“還真是你親徒弟,這種費力不討好的破事兒,全都是我做,美其名曰我擅長交際,好聽話倒是毫不吝嗇,就知道給你省事兒。”
馮墨揚一目十行看完,笑得眼角的細紋都密集了。
“要不然怎么說,誰的徒弟親近誰呢。這不就是最好的例子?再說了,這不也是為了你好,畢竟那三座城池的小孩兒,大部分可都是流著一半大乾血脈的。”
“可那不是還有一半北越血脈嗎?誰知道那些孩子培養成人以后,又是哪邊的?萬一養虎為患,這黑鍋全都是我背,我怎么這么命苦呢!”
馮墨揚笑著微微搖頭,任由沈修竹在自己面前氣得跳腳,嘴上還說著刺激對方的話。
“那你就別管我徒弟寫什么,全都交給蔣副院長便是。反正他現在表現的最是積極,若是能光明正大的管著那些北越來的孩子,肯定比你開心。”
沈修竹當場就表演了一個什么叫脾氣大不好惹,抄起桌上的鎮紙追著馮墨揚圍著桌子轉圈打。
南城書院這邊雞飛狗跳,另一邊已經換上梧桐城發放的縣衙匾額的新收的三座城池的原本官員,也都被革職丟進了大牢。

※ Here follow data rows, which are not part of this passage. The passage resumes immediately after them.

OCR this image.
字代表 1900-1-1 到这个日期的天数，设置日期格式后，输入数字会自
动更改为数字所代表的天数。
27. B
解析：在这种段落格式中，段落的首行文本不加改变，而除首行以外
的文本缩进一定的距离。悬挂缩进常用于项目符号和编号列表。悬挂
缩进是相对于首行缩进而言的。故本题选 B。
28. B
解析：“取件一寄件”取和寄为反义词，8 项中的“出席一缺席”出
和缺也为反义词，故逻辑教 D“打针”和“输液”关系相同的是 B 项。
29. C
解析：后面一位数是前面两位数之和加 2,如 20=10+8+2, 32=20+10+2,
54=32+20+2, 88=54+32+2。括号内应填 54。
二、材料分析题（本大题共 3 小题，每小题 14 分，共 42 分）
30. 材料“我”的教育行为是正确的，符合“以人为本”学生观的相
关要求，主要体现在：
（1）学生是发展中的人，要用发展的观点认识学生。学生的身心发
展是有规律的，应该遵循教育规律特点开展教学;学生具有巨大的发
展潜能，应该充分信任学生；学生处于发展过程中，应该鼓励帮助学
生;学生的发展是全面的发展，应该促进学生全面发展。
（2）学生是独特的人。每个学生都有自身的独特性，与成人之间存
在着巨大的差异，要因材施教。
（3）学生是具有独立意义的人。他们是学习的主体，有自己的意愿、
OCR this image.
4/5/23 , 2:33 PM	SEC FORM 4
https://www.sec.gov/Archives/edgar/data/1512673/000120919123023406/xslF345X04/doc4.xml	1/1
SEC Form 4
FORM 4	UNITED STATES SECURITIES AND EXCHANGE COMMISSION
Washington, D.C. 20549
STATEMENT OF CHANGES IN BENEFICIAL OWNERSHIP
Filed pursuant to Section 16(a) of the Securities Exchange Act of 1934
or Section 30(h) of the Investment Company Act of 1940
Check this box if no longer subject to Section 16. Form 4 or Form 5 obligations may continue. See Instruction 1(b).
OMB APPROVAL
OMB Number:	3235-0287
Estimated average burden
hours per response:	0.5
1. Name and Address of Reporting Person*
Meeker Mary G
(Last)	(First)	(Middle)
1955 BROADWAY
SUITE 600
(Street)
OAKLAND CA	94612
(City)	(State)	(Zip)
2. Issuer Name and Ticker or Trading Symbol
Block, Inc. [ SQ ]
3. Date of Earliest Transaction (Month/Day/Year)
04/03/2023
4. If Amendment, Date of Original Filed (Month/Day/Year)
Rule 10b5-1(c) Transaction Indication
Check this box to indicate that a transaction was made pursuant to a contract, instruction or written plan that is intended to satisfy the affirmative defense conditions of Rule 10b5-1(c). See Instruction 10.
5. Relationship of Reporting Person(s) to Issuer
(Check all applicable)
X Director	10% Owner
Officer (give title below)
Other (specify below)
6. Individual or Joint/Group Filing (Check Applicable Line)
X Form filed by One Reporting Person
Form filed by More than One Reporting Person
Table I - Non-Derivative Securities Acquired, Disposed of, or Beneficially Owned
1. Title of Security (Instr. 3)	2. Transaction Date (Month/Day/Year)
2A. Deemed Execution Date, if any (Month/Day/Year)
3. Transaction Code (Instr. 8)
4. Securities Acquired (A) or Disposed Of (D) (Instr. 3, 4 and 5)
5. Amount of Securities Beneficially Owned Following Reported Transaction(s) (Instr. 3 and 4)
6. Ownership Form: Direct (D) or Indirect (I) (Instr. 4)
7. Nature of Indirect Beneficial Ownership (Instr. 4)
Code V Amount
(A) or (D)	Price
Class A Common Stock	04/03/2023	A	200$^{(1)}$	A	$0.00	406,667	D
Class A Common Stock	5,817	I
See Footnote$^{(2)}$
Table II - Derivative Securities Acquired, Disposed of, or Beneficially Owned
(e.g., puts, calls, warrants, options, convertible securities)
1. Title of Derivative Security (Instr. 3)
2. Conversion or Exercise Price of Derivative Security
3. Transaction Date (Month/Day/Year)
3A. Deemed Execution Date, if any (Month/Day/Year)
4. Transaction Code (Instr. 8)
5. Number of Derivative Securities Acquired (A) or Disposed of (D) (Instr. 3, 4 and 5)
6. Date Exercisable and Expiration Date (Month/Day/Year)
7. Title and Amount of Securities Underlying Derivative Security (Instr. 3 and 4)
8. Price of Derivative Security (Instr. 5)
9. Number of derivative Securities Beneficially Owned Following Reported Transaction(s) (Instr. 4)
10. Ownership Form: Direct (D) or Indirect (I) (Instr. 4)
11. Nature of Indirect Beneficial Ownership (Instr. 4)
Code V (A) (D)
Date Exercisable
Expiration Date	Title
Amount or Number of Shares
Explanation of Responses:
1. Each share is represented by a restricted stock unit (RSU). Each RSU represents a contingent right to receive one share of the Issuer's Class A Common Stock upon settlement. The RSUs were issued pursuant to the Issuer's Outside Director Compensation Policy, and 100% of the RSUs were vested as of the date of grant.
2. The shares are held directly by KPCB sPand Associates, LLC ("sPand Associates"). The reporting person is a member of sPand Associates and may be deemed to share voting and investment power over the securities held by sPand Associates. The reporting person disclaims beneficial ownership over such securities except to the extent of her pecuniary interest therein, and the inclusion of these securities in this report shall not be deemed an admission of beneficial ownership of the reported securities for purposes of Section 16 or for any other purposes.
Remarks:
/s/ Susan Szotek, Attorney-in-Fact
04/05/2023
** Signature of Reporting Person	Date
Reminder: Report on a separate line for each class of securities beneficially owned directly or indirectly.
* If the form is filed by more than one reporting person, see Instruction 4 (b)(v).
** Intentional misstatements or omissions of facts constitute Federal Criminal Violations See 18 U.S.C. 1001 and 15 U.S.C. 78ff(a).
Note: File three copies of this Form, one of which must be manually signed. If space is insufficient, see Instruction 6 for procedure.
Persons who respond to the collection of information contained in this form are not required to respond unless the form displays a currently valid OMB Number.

雖說不排除有好官員寧死不屈,誓死收為邊關城池。可北越的官員,尤其是北越邊關的官員,全都不是好鳥。
但凡他們沒有野心,也不會縱容當地的百姓偷偷潛到望月城靠近邊關的幾個小村子打砸搶掠。
縱容本地百姓作亂,哪怕是一個人才,李牧承也不會啟用。畢竟老話說過,非我族類,其心必異。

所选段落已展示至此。